Il marito violento da cui era fuggita nel 2000 aveva fatto irruzione nella casa della sorella che la ospitava accompagnato da tre guardie del corpo e l’aveva punita inondandola di un acido che le ha corroso viso, collo, petto e braccia: non che le importasse più di lei, già attratto da altre donne, ma che avesse osato andarsene era inaccettabile, un disonore per cui reagire. Dal 2001 Fakhra abitava a Roma dove, grazie a Smileagain, si è sottoposta a diversi interventi chirurgici che le hanno almeno restituita la funzionalità di occhi, naso e bocca. Più volte è stata ospite, con altre donne come lei “acidificate”, di trasmissioni televisive intese a far conoscere il loro dramma al grande pubblico. Ma lo scorso anno non ha retto e, malgrado le cure e la solidarietà, si è uccisa lanciandosi dal sesto piano di un palazzo.

Nei paesi in cui l’aggressione con acidi è diffusa, se è diretta contro una donna la motivazione è punirla per una disobbedienza, per aver rifiutato di sposare l’uomo scelto dalla famiglia, per aver tenuto testa a un marito violento e autoritario oppure per aver cercato opportunità e prospettive di vita diverse, migliori, andando a scuola e imparando un lavoro. Nel 2007, ad esempio, fece scalpore nel mondo la notizia che ben 15 studentesse liceali di Kandahar, Afghanistan, erano state aggredite con dell’acido solforico mentre si recavano a scuola, evitando lesioni gravissime solo grazie al fatto di indossare il burqa.

Nelle settimane successive le 1.300 allieve della loro scuola erano rimaste a casa per timore di subire la stessa sorte e avevano ripreso a frequentare le lezioni solo dopo che le autorità cittadine si erano impegnate a moltiplicare controlli e vigilanza. L’intenzione, usando gli acidi, è senza dubbio condannare all’emarginazione perpetua la vittima, marchiarla indelebilmente affinché nel vederla tutti sappiano che ha sbagliato e meritato un castigo, renderla ripugnante, cancellarne fin l’identità e la possibilità di comunicare privando il volto di espressione e fisionomia: sfigurarla, appunto. Inoltre, fatto altrettanto importante, si tratta di una punizione esemplare.

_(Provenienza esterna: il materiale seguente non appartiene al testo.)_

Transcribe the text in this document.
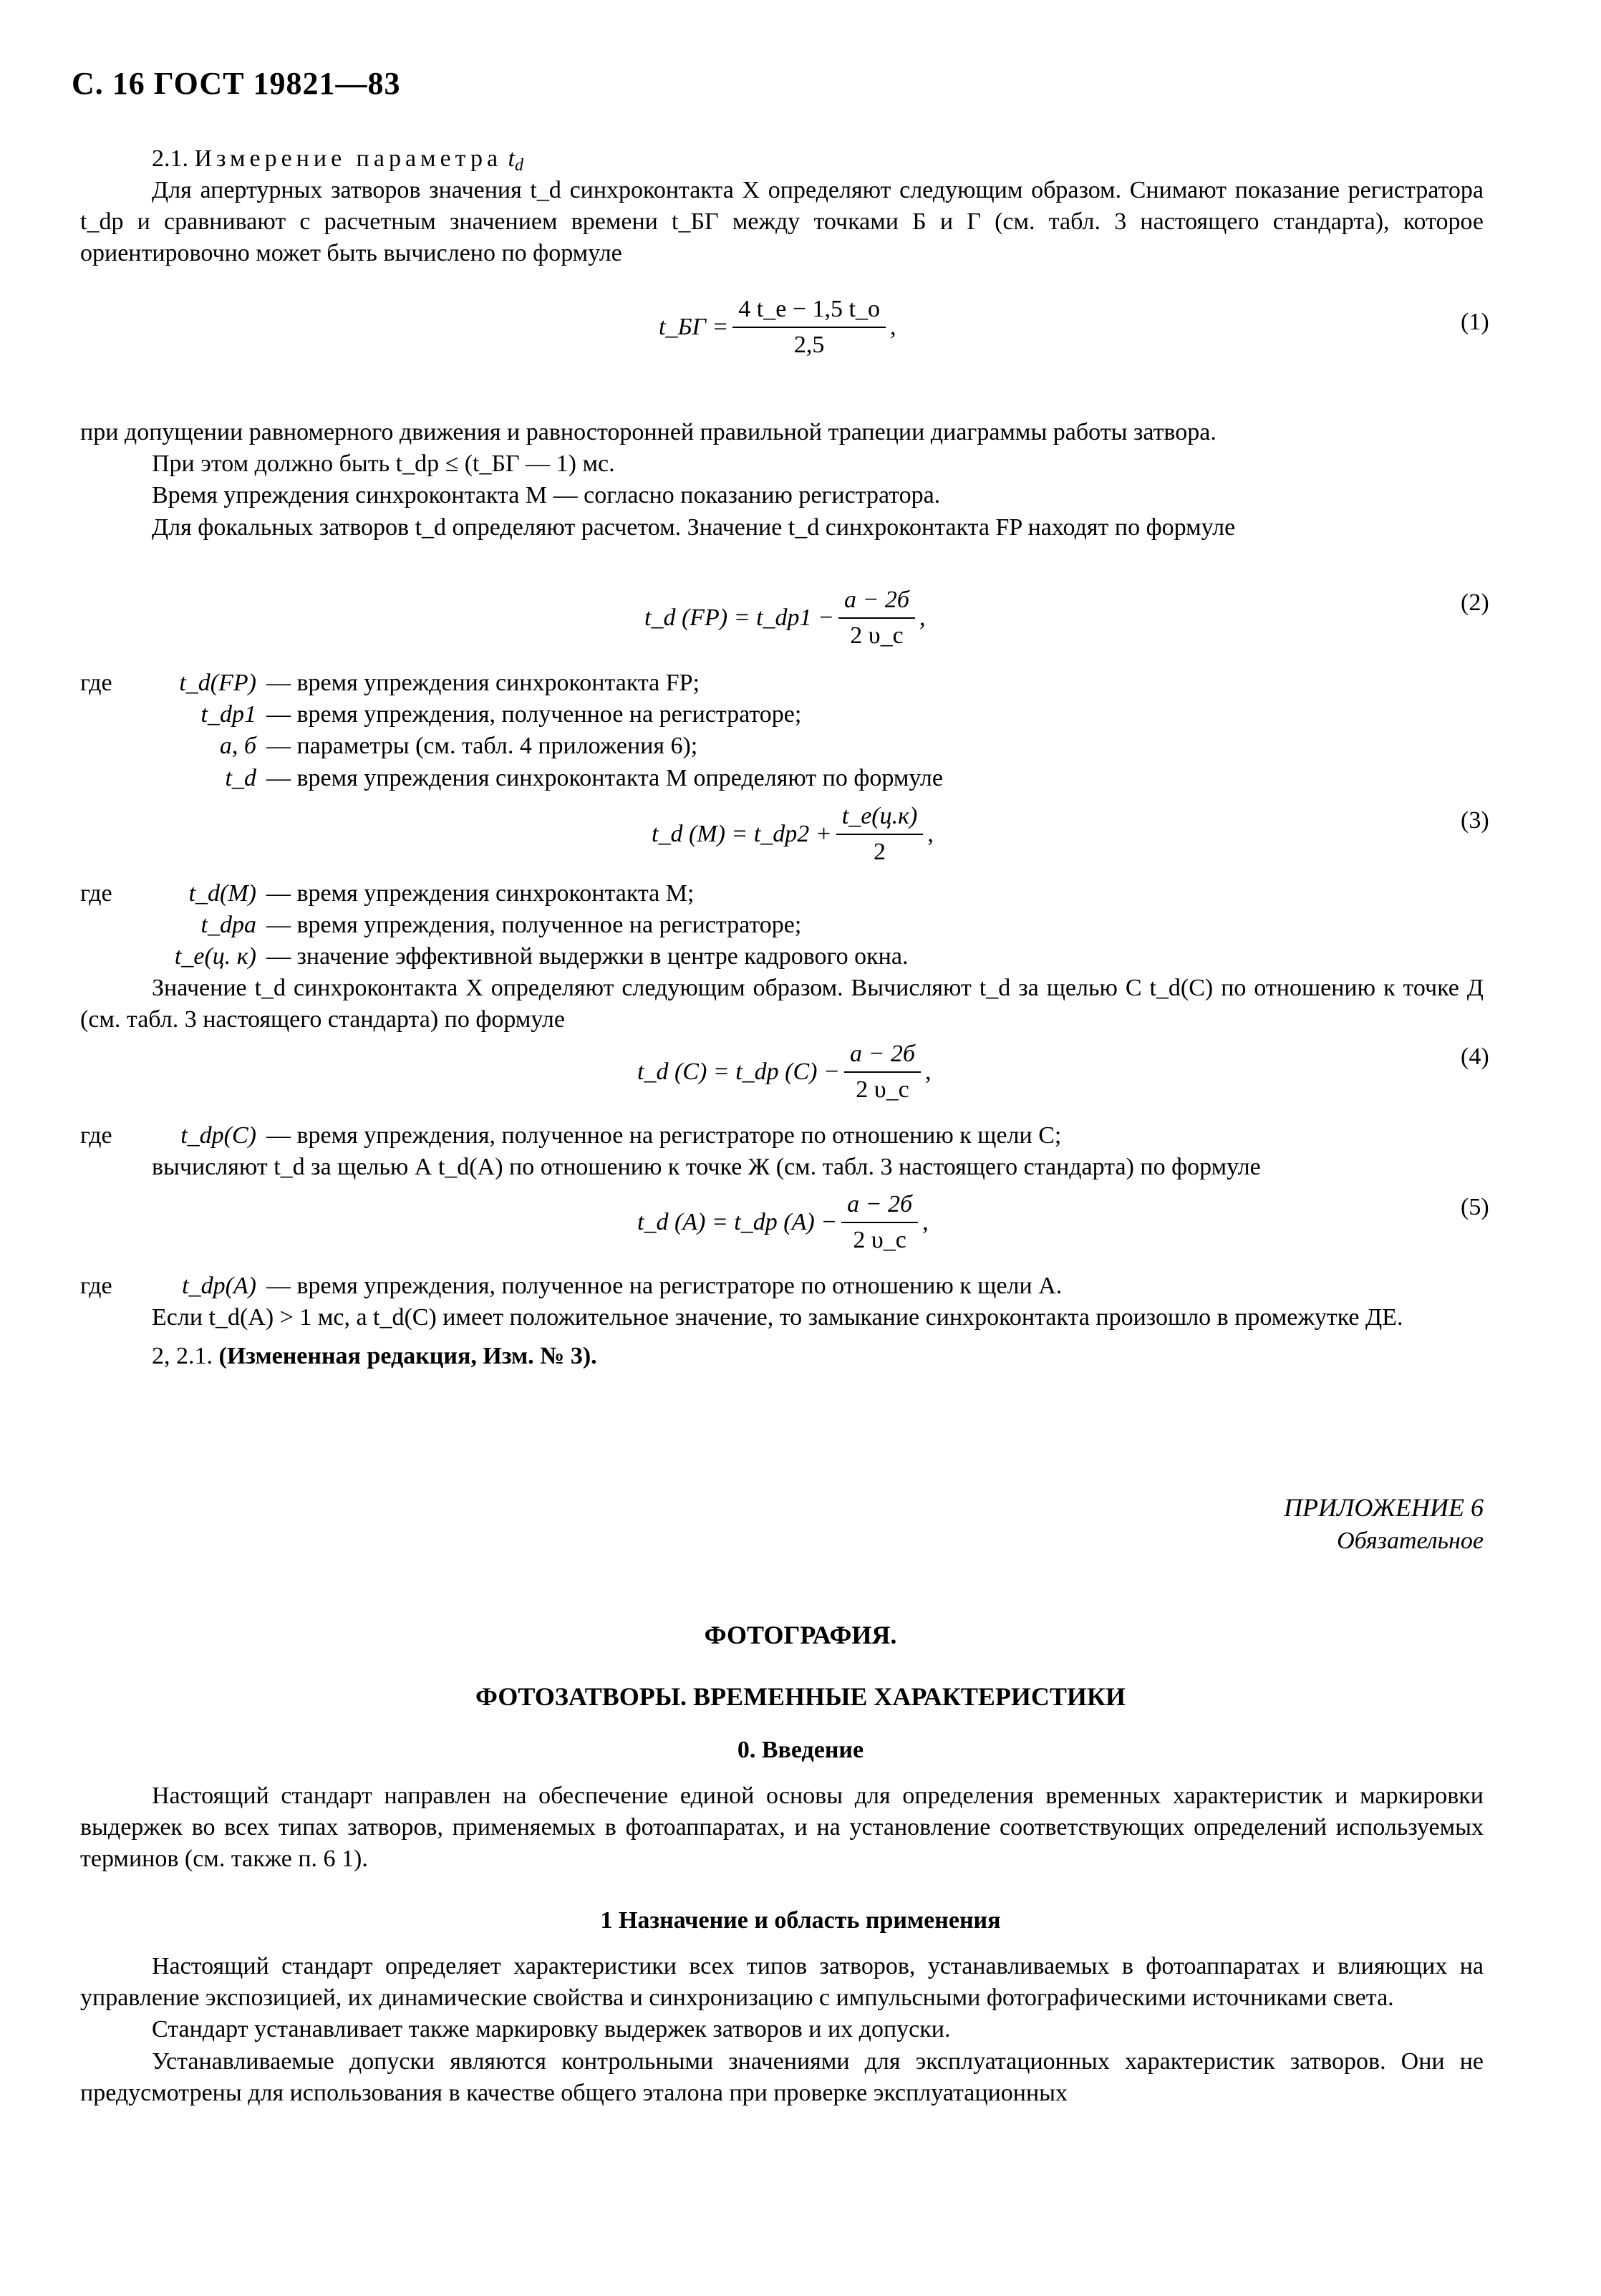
С. 16 ГОСТ 19821—83

2.1. Измерение параметра $t_d$

Для апертурных затворов значения t_d синхроконтакта X определяют следующим образом. Снимают показание регистратора t_dp и сравнивают с расчетным значением времени t_БГ между точками Б и Г (см. табл. 3 настоящего стандарта), которое ориентировочно может быть вычислено по формуле

t_БГ = $\frac{4 t\_e - 1,5 t\_o}{2,5}$ ,	(1)

при допущении равномерного движения и равносторонней правильной трапеции диаграммы работы затвора.

При этом должно быть t_dp ≤ (t_БГ — 1) мс.

Время упреждения синхроконтакта М — согласно показанию регистратора.

Для фокальных затворов t_d определяют расчетом. Значение t_d синхроконтакта FP находят по формуле

t_d (FP) = t_dp1 − $\frac{a - 2б}{2 \upsilon\_c}$ ,
(2)
где	t_d(FP) — время упреждения синхроконтакта FP;
t_dp1 — время упреждения, полученное на регистраторе;
a, б — параметры (см. табл. 4 приложения 6);
t_d — время упреждения синхроконтакта М определяют по формуле
t_d (M) = t_dp2 + $\frac{t\_e(ц.к)}{2}$ ,
(3)
где	t_d(M) — время упреждения синхроконтакта М;
t_dpa — время упреждения, полученное на регистраторе;
t_e(ц. к) — значение эффективной выдержки в центре кадрового окна.

Значение t_d синхроконтакта X определяют следующим образом. Вычисляют t_d за щелью С t_d(С) по отношению к точке Д (см. табл. 3 настоящего стандарта) по формуле

t_d (С) = t_dp $(С) - \frac{a - 2б}{2 \upsilon\_c}$ ,
(4)
где	t_dp(С) — время упреждения, полученное на регистраторе по отношению к щели С;

вычисляют t_d за щелью А t_d(А) по отношению к точке Ж (см. табл. 3 настоящего стандарта) по формуле

t_d (А) = t_dp $(А) - \frac{a - 2б}{2 \upsilon\_c}$ ,
(5)
где	t_dp(А) — время упреждения, полученное на регистраторе по отношению к щели А.

Если t_d(А) > 1 мс, а t_d(С) имеет положительное значение, то замыкание синхроконтакта произошло в промежутке ДЕ.

2, 2.1. (Измененная редакция, Изм. № 3).

ПРИЛОЖЕНИЕ 6
Обязательное
ФОТОГРАФИЯ.
ФОТОЗАТВОРЫ. ВРЕМЕННЫЕ ХАРАКТЕРИСТИКИ
0. Введение

Настоящий стандарт направлен на обеспечение единой основы для определения временных характеристик и маркировки выдержек во всех типах затворов, применяемых в фотоаппаратах, и на установление соответствующих определений используемых терминов (см. также п. 6 1).

1 Назначение и область применения

Настоящий стандарт определяет характеристики всех типов затворов, устанавливаемых в фотоаппаратах и влияющих на управление экспозицией, их динамические свойства и синхронизацию с импульсными фотографическими источниками света.

Стандарт устанавливает также маркировку выдержек затворов и их допуски.

Устанавливаемые допуски являются контрольными значениями для эксплуатационных характеристик затворов. Они не предусмотрены для использования в качестве общего эталона при проверке эксплуатационных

La sorella maggiore, la vicina di casa sfigurate per aver rifiutato un matrimonio combinato o per qualche altra colpa ricordano costantemente con il loro aspetto alle altre donne che cosa succede a chi si comporta male: un deterrente ancor più efficace dell’omicidio d’onore.

Nelle aggressioni verificatesi in Italia l’intenzione di sfigurare sembra per il momento l’unico elemento in comune con quanto succede altrove. Almeno in due casi la motivazione, infatti, pare essere la fine non accettata di una relazione sentimentale, la gelosia: di un uomo in un caso, di una donna nell’altro. Non c’entrano l’onore compromesso e l’autorità patriarcale sfidata e tanto meno un ruolo sociale della donna ritenuto una minaccia ai valori fondanti: se no, davvero si tratterebbe di influenze estranee che riportano indietro nel tempo, compromettendo conquiste civili che vanno difese a tutti i costi.

Piuttosto conta il fatto che uno sparo attira l’attenzione e comunque serve un’arma da fuoco che in Italia non è facile procurarsi, affondare un coltello in un corpo richiede forza e una determinazione che non tutti hanno e il sangue schizza dappertutto. Gettare del liquido corrosivo addosso a qualcuno, invece, è un gesto ordinario, rapido, silenzioso, con un rischio minimo di reazione da parte della vittima e, con pochi accorgimenti, anche di essere individuati: un atto subdolo, semplice da eseguire, da vigliacchi.